Процедура валидации емейла (и получения статуса полноценно зарегистрированного) разниться в зависимости от реализации: — если пользователя не пускать сразу в систему, то валидацией будет первый вход по временному паролю — если пользователя пускать в систему сразу, то валидацией будет смена временного пароля на «постоянный»

Процедура восстановления пароля стандартная — письмом ссылка на страницу где можно установить новый пароль.

Плюсы здесь следующие: — пользователь заполняет 1 поле — пользователь сразу после ввода емейла попадает в систему (в зависимости от реализации) — интуитивная (скрытая) валидация емейла (см. выше)

Минусы: — (в зависимости от реализации) пользователь не может войти в систему не имея доступа к почтовому ящику. Но это условное ограничение, т.к. он все равно, как правило, ничего не может сделать в системе без подтверждения е-мейла кликом по «ссылке из письма».

Если вы видите другие плюсы и минусы — комментируйте.

jasperjorna commented 10 years ago

For resistration user asked only for : e-mail On this e-mail user gets «welcome» message with: strong temporary password, note for password change and direct link for profile page (with ability to change password), Get PM (can be delayes 1 day or so) with note to change temporary password

I think 3 mandatory fields is the best experience for the user.
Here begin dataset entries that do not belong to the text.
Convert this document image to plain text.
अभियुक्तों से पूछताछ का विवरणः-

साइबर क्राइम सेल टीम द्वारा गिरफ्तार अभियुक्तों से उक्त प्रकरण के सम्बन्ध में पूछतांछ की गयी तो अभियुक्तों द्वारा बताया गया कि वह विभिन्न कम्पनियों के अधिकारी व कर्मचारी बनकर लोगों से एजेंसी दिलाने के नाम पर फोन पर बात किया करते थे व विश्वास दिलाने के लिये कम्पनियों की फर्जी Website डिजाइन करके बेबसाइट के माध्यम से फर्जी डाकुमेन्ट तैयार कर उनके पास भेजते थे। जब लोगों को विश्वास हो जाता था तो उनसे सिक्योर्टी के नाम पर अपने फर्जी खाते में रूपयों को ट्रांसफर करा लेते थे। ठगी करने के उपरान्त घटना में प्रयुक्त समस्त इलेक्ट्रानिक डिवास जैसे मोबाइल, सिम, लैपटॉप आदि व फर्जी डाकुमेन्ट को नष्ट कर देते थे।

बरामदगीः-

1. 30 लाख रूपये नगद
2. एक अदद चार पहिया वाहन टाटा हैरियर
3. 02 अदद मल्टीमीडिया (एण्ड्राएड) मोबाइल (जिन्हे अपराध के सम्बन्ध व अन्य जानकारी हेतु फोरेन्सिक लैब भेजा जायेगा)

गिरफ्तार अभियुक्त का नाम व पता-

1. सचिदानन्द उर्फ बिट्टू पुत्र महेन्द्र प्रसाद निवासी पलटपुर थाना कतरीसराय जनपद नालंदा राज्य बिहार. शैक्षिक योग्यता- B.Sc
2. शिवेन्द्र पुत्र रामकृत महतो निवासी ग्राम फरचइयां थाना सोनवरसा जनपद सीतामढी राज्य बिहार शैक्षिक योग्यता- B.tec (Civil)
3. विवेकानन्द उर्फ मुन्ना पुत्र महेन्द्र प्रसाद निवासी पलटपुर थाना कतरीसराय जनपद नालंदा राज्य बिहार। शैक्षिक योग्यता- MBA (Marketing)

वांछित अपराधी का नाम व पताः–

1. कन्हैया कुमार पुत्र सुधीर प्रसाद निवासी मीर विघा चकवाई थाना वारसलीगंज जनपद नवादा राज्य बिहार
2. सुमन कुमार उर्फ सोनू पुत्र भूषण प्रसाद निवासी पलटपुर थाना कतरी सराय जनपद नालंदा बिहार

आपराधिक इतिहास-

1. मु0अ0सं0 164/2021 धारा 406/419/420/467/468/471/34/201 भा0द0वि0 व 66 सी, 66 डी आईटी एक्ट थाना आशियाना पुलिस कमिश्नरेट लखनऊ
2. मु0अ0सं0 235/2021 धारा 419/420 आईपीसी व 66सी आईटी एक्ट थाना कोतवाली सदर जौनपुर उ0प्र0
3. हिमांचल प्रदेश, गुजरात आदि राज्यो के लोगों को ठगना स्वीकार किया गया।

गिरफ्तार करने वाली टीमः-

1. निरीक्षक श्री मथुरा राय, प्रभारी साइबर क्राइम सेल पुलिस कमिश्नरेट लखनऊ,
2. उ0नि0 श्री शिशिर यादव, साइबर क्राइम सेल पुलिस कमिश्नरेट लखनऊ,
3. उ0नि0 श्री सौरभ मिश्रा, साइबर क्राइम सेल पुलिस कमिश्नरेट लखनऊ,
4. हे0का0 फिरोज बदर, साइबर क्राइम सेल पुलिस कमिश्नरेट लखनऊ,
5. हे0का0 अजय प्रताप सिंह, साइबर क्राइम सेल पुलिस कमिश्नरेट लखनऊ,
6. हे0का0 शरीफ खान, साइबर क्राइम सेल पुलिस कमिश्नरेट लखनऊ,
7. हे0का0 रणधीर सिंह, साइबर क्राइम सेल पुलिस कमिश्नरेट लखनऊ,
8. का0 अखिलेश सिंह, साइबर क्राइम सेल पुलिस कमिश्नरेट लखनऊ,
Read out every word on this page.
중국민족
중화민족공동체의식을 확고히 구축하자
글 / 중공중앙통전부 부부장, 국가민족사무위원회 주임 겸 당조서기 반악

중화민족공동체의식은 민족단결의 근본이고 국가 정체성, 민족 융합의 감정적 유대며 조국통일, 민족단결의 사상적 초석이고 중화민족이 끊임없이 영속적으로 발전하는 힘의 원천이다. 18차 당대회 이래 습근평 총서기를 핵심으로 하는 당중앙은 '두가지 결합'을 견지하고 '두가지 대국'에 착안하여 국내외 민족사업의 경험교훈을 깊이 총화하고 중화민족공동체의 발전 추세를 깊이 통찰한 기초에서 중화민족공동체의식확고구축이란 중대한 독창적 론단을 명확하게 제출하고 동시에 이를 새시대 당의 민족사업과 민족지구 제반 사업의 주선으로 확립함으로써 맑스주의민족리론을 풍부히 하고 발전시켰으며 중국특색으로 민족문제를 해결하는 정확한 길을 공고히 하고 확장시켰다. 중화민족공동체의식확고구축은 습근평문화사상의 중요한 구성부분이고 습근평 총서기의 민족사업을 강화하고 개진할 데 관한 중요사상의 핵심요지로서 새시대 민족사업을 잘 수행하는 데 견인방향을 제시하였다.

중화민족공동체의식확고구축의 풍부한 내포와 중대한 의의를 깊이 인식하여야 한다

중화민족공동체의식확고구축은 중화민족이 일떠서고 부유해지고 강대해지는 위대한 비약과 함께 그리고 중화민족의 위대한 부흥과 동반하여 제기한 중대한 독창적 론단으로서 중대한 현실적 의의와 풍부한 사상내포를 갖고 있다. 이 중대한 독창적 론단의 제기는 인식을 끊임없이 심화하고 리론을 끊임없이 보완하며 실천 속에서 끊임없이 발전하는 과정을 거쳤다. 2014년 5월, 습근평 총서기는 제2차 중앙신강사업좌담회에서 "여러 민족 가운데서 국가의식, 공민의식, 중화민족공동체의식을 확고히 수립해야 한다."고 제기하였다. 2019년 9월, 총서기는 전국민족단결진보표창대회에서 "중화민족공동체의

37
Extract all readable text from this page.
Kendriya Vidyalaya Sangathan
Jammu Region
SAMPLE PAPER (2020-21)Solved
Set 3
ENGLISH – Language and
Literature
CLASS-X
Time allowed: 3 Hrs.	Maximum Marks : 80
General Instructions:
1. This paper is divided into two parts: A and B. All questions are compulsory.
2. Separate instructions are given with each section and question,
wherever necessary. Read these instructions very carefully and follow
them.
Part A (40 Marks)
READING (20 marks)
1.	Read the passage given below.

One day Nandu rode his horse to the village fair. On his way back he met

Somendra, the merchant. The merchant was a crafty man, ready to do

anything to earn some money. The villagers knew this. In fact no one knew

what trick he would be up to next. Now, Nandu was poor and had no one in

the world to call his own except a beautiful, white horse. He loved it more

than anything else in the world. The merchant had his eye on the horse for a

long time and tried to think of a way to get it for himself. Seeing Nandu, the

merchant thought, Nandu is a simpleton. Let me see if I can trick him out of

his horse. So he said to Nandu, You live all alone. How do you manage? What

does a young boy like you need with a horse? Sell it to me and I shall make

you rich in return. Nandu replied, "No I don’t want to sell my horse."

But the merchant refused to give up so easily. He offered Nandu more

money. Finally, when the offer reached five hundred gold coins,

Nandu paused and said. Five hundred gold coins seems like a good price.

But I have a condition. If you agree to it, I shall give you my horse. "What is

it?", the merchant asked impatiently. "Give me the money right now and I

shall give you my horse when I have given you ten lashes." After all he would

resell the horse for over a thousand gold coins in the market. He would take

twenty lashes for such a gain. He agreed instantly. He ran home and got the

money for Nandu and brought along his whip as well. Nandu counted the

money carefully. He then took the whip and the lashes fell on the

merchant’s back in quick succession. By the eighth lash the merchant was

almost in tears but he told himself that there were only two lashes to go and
Obviously only asking for just an email address allows new users to quickly work through the initial step of the registration process, but the downside of this is that it requires more work afterwards for the users to complete their basic profile setup.

If we require 3 fields; username, email address and password, their profile is pretty much ready to go when they hit the submit button. We can sign them in and directly forward them to their profile page. Depending on the site's configuration we can display a message on their profile informing them that a confirmation email has been dispatched and that some restrictions might be in a place until they confirm their account.

macik commented 10 years ago

it requires more work afterwards for the users to complete their basic profile setup

it depends on type of project and in one thhird part of my projects it not sensitive is user had their actual nickname or e-mail used for it. Any way its only my point of view.

Nevertheless, My hopes in rewriting (updating) user module is to make it more customizable — i.e. separate it to single functions that can be used as complete API for user managemant process (add/delete/rename users, send validation email, check password, change password, change user group, authorize user, etc.)

Now I don't want to write own reg/login scenario for security reasons. I want to rely on official proven API for it.